CAPE CANAVERAL Air Force Station, Fla. --- Lockheed Martin's new Atlas V booster passed its first major test on the launch pad this week on the way to the debut launch this summer. Over a five-day period, the Atlas team rolled the rocket on its mobile launch platform to the launch pad, loaded the super-cold propellants on board and conducted a simulated launch countdown. The Atlas V is being developed in partnership with the U.S. Air Force as part of the Evolved Expendable Launch Vehicle (EELV) Program.
The last piece of the Atlas V launch system left to test was the integration of vehicle and launch pad, which has now been verified to perform as designed and advertised," said John Karas, vice president of Atlas Development. "We loaded liquid oxygen and RP-1 on the Atlas booster and liquid oxygen and liquid hydrogen on the Centaur upper stage using the new ground systems of our Atlas V launch complex, all controlled from the new Atlas V Spaceflight Operations Center. This accomplishment is a great leap forward in being ready for the Atlas V inaugural launch."
The process of checking out the vehicle as if for launch, including tanking and detanking propellants, is called a "wet dress rehearsal," or WDR. WDR is the major pre-launch test that proves all airborne and ground hardware and software are ready to perform. During WDR the launch team simulates the countdown, which in the case of Atlas V will improve upon the Atlas II and III procedures. Atlas II and III are currently performing at 100 per cent Mission Success, with 60 consecutive successful launches over nine years. A total of three WDRs will be performed before the first Atlas V launch.
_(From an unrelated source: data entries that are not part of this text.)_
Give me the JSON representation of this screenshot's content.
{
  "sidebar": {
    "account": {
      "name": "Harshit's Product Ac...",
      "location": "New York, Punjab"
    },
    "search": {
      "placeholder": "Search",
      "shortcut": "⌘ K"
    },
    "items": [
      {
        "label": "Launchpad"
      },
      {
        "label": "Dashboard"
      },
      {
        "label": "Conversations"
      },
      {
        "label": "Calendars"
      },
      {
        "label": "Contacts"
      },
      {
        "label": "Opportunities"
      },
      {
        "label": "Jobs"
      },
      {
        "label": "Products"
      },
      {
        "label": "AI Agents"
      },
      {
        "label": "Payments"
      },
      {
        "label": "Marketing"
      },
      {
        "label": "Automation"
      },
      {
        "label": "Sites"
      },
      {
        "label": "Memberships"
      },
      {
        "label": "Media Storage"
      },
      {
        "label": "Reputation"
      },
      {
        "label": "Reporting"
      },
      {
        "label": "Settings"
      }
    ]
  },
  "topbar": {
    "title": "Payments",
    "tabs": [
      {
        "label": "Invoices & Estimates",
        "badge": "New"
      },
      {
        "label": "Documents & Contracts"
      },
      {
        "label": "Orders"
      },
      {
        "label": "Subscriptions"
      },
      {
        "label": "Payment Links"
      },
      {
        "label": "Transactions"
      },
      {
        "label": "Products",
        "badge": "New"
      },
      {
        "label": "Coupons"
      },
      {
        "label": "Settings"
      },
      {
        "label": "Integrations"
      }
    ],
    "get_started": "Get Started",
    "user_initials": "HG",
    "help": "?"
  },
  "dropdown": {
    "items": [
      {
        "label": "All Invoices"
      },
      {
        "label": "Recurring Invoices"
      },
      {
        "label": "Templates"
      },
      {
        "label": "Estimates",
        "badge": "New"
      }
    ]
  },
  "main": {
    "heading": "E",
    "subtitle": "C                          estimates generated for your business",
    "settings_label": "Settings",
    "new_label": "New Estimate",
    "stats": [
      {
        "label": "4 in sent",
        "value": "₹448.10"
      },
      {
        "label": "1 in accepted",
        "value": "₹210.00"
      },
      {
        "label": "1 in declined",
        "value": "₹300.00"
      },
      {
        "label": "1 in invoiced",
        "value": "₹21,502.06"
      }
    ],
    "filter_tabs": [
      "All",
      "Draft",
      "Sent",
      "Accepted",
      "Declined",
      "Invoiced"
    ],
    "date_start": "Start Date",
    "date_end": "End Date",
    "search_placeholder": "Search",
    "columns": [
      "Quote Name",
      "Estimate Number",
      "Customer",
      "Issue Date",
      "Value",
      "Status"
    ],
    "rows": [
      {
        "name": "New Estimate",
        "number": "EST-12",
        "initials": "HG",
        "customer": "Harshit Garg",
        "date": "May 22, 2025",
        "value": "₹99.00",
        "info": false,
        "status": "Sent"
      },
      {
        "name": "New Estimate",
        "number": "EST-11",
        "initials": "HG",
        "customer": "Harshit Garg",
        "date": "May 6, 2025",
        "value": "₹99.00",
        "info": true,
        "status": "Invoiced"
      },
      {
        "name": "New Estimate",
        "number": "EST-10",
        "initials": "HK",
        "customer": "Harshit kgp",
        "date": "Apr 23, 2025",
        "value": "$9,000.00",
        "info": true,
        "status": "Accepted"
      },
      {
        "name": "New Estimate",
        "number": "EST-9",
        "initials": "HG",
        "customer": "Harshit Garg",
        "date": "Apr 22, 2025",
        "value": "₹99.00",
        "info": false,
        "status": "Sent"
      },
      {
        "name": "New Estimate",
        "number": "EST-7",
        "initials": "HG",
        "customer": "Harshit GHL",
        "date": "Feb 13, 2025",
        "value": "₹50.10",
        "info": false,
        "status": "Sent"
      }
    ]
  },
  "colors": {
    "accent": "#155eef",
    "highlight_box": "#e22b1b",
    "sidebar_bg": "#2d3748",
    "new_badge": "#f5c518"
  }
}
As a prelude to WDR #1, the vehicle rolled to the pad for the first time on its mobile launch platform (MLP) from the vertical integration facility (VIF) Wednesday, March 6. In that first on-pad operation, the team checked numerous subsystems and the kerosene-like fuel known as RP-1 was loaded on board the Atlas and then unloaded before rollback to the VIF. The Atlas V made the 1,800-foot journey to the pad in 30 minutes. In the first demonstration of the robust, all-weather qualities of the launch vehicle, AV-001 stood outside for 31 hours straight. As it stands exposed on the launch pad, Atlas V is able to withstand winds of 60+ mph.
WDR #1 was performed over a five -day period that began Monday, March 11. Centaur upper stage cryogenic propellants - super-cold liquid oxygen and hydrogen - were loaded and unloaded on Wednesday, March 13. Liquid oxygen was loaded on board the Atlas on Thursday, March 14. The entire process concluded on Friday, March 15, with rollback to the VIF. During the five days, the rocket spent 90+ hours on the launch pad through a variety of Central Florida weather conditions including wind, rain and lightning, further demonstrating the robust design of the system. WDR was deliberately expanded from normal operations to allow for extra development testing. Normal launch day operations will take only 11 hours from the time the vehicle is moved from the VIF to launch.
"Once again the entire Atlas V team has done a fabulous job achieving another critical program milestone," said Col. Bob Saxer, the Air Force EELV System Program Director, who was on console with Col. Sue Mashiko during the initial rollout and tanking. "The technical challenges associated with bringing a brand new launch vehicle and launch pad to life are not insignificant. John Karas and the entire Atlas V technical team are to be commended for the outstanding job they've done; successfully tanking the entire vehicle, taking it to flight pressures, and counting down to T-minus 4 minutes during the first WDR is very impressive. I look forward with great anticipation to our first launch."
The Atlas V launch system improves on performance as well as reliability. Today's Atlas II and III families lift up to 9,900 pounds to geosynchronous transfer orbit (GTO) and have one payload fairing size. The Atlas V Common Core Booster(TM) can fly missions ranging from 11,000 pounds up to 19,000 pounds to GTO with either a four-meter or five-meter payload fairing without booster or upper stage changes. Configuring the vehicle can be done at the launch site rather than in the factory. The Atlas V also improves mission reliability by reducing active booster single-point failure components from hundreds to a handful because most systems are simplified, made redundant or eliminated altogether.
Lockheed Martin Space Systems Company, headquartered in Denver, Colo., is one of the major operating units of Lockheed Martin Corporation. Space Systems designs, develops, tests, manufactures and operates a variety of advanced technology systems for military, civil and commercial customers. Chief products include a full-range of space launch systems, including heavy-lift capability, ground systems, remote sensing and communications satellites for commercial and government customers, advanced space observatories and interplanetary spacecraft, fleet ballistic missiles and missile defense systems.
Headquartered in Bethesda, Md., Lockheed Martin is a highly diversified global enterprise principally engaged in the research, design, development, manufacture and integration of advanced-technology systems, products and services. The Corporation's core businesses span space and telecommunications, electronics, information and services, aeronautics, energy and systems integration. Lockheed Martin had 2001 sales surpassing $24 billion.